MEHMET AKİF’TE YENİ BİR NİTELİĞE KAVUŞAN NA’T
🔷 Bu dönüm noktası bilhassa Mehmet Akif'in şiirinde karşımıza çıkar. Mehmet Akif, Osmanlı'nın son dönemlerinde yaşanan olaylar neticesinde "Necid Çöllerinden Medine'ye", "Bir Gece, "Pek Hazin Bir Mevlid Gecesi" na'tlarında ümmetin içinde bulunduğu zor durumdan kurtulmak için Efendimize yakarır.
"Yıllar geçiyor ki, yâ Muhammed, Aylar bize hep Muharrem oldu! Akşam ne güneşli bir geceydi... Eyvah, o da leyl-i mâtem oldu! Âlem bugün üç yüz elli milyon Mazlûma yaman bir âlem oldu: Çiğnendi harîm-i pâki Şer'in; Nâmûsa yabancı mahrem oldu! Beyninde öten çanın sesinden Binlerce minâre ebkem oldu. Allah için, ey Nebiyy-i Ma'sûm, İslâm'ı bırakma böyle bîkes, İslâm'ı bırakma böyle mazlûm."
Çok yönlü bir şair portresi: Mehmet Akif Ersoy
🔷 Mehmet Akif'in açtığı bu gelenekten ilerleyen bir diğer şairimiz de Arif Nihat Asya'dır. Na'tlar arasında önemli bir yere sahip olan Arif Nihat Asya'nın şiirinde de Efendimiz bir "kurtarıcı" olarak çağırılır:
"Gel, Ey Muhammed, bahardır. Dudaklar ardında saklı Âminlerimiz vardır!.. Hacdan döner gibi gel; Mi'rac'dan iner gibi gel; Bekliyoruz yıllardır!"

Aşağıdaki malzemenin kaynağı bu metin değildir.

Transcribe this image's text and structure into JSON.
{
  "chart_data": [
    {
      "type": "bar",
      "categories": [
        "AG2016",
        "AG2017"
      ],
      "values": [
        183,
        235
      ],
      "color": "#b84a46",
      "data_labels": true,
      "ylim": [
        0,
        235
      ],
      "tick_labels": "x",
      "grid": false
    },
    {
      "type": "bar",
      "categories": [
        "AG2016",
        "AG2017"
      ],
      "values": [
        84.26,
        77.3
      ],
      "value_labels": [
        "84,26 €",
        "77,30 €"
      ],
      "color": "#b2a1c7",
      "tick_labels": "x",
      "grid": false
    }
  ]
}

NECİP FAZIL’DAN NA’T ÖRNEĞİ
🔷 Necip Fazıl'ın "Peygamber" şiiri de modern edebiyattaki na't türünün en önemli örnekleri arasında yer alır. Necip Fazıl ayrıca Çöle İnen Nur isimli eserinde edebiyatımızdaki nesir siyerleri arasında da bir çığır açmıştır.

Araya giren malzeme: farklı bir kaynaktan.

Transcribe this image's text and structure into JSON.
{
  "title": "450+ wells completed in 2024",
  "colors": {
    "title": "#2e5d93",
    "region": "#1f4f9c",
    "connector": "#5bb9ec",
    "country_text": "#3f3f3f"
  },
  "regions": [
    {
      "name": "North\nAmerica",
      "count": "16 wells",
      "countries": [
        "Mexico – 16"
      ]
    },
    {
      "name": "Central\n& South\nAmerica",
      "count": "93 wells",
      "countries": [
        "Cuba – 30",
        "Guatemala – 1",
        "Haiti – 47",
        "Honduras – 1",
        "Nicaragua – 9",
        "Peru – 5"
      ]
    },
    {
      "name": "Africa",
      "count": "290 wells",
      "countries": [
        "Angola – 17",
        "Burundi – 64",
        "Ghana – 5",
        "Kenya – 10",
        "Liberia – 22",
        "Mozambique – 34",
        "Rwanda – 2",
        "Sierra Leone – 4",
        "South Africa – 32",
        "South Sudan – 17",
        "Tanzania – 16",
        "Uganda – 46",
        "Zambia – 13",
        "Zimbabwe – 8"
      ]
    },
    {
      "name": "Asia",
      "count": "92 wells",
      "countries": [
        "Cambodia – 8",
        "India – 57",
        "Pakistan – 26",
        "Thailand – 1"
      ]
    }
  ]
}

"Sen¸ fikir kadar güzel; Ve tek¸ birden daha tek! Itrını süzmüş ezel; Bal sensin¸ varlık petek…
Sensiz ölüme hisar; Bâkisi hep inkisar… Sar bizi¸ çepçevre sar¸ Rahmet rüzgârı etek!.. "
Necip Fazıl Kısakürek sözleri
SEZAİ KARAKOÇ’UN DİRİLİŞ RUHUYLA ÖRÜLÜ NA’TLARI
🔷 "Diriliş" kavramıyla zihinlerimizde özdeşleşen Sezai Karakoç, Peygamberimizi insanlığın dirilişine davet eden Allah'ın elçisi olarak tanımlar.

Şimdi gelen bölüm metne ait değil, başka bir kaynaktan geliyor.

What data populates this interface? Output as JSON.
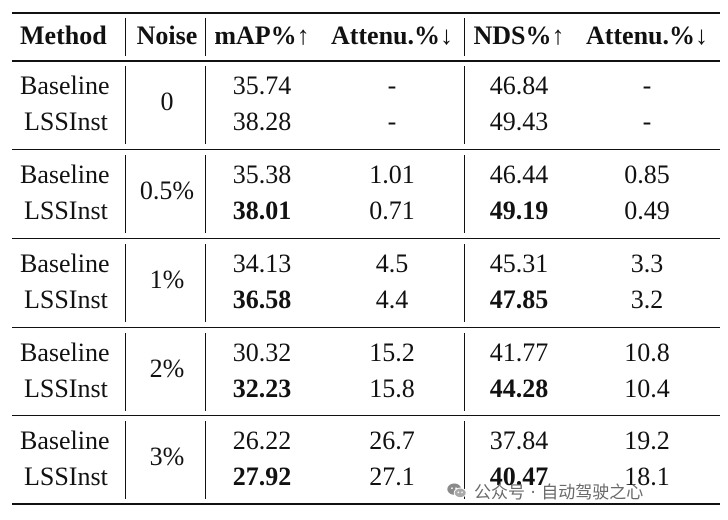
{
  "headers": {
    "method": "Method",
    "noise": "Noise",
    "map": "mAP%↑",
    "attenu1": "Attenu.%↓",
    "nds": "NDS%↑",
    "attenu2": "Attenu.%↓"
  },
  "groups": [
    {
      "noise": "0",
      "rows": [
        {
          "method": "Baseline",
          "map": "35.74",
          "attenu1": "-",
          "nds": "46.84",
          "attenu2": "-"
        },
        {
          "method": "LSSInst",
          "map": "38.28",
          "attenu1": "-",
          "nds": "49.43",
          "attenu2": "-"
        }
      ]
    },
    {
      "noise": "0.5%",
      "rows": [
        {
          "method": "Baseline",
          "map": "35.38",
          "attenu1": "1.01",
          "nds": "46.44",
          "attenu2": "0.85"
        },
        {
          "method": "LSSInst",
          "map": "38.01",
          "attenu1": "0.71",
          "nds": "49.19",
          "attenu2": "0.49"
        }
      ]
    },
    {
      "noise": "1%",
      "rows": [
        {
          "method": "Baseline",
          "map": "34.13",
          "attenu1": "4.5",
          "nds": "45.31",
          "attenu2": "3.3"
        },
        {
          "method": "LSSInst",
          "map": "36.58",
          "attenu1": "4.4",
          "nds": "47.85",
          "attenu2": "3.2"
        }
      ]
    },
    {
      "noise": "2%",
      "rows": [
        {
          "method": "Baseline",
          "map": "30.32",
          "attenu1": "15.2",
          "nds": "41.77",
          "attenu2": "10.8"
        },
        {
          "method": "LSSInst",
          "map": "32.23",
          "attenu1": "15.8",
          "nds": "44.28",
          "attenu2": "10.4"
        }
      ]
    },
    {
      "noise": "3%",
      "rows": [
        {
          "method": "Baseline",
          "map": "26.22",
          "attenu1": "26.7",
          "nds": "37.84",
          "attenu2": "19.2"
        },
        {
          "method": "LSSInst",
          "map": "27.92",
          "attenu1": "27.1",
          "nds": "40.47",
          "attenu2": "18.1"
        }
      ]
    }
  ],
  "watermark": {
    "icon": "wechat-icon",
    "text": "公众号 · 自动驾驶之心"
  }
}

🔷Karakoç, geçmişte olduğu gibi bugünün de inşası için yeniden dirilişi sağlamak maksadıyla Peygamber Efendimizi bugüne davet eder:
"Yetiş ayağının tozu olduğumuz peygamber Yetiş her zaman diri olan varlığınla Yetiş yak lâmbamızı Yetiş aydınlat karanlığımızı Yetiş yeşillendir çöllerimizi Yetiş dirilt insanımızı Seni sevenin ismiyle yetiş bize Yetiştir bize Günahlarımızı kül edecek ateş harmanını Verim yağmuru insin ülkemize"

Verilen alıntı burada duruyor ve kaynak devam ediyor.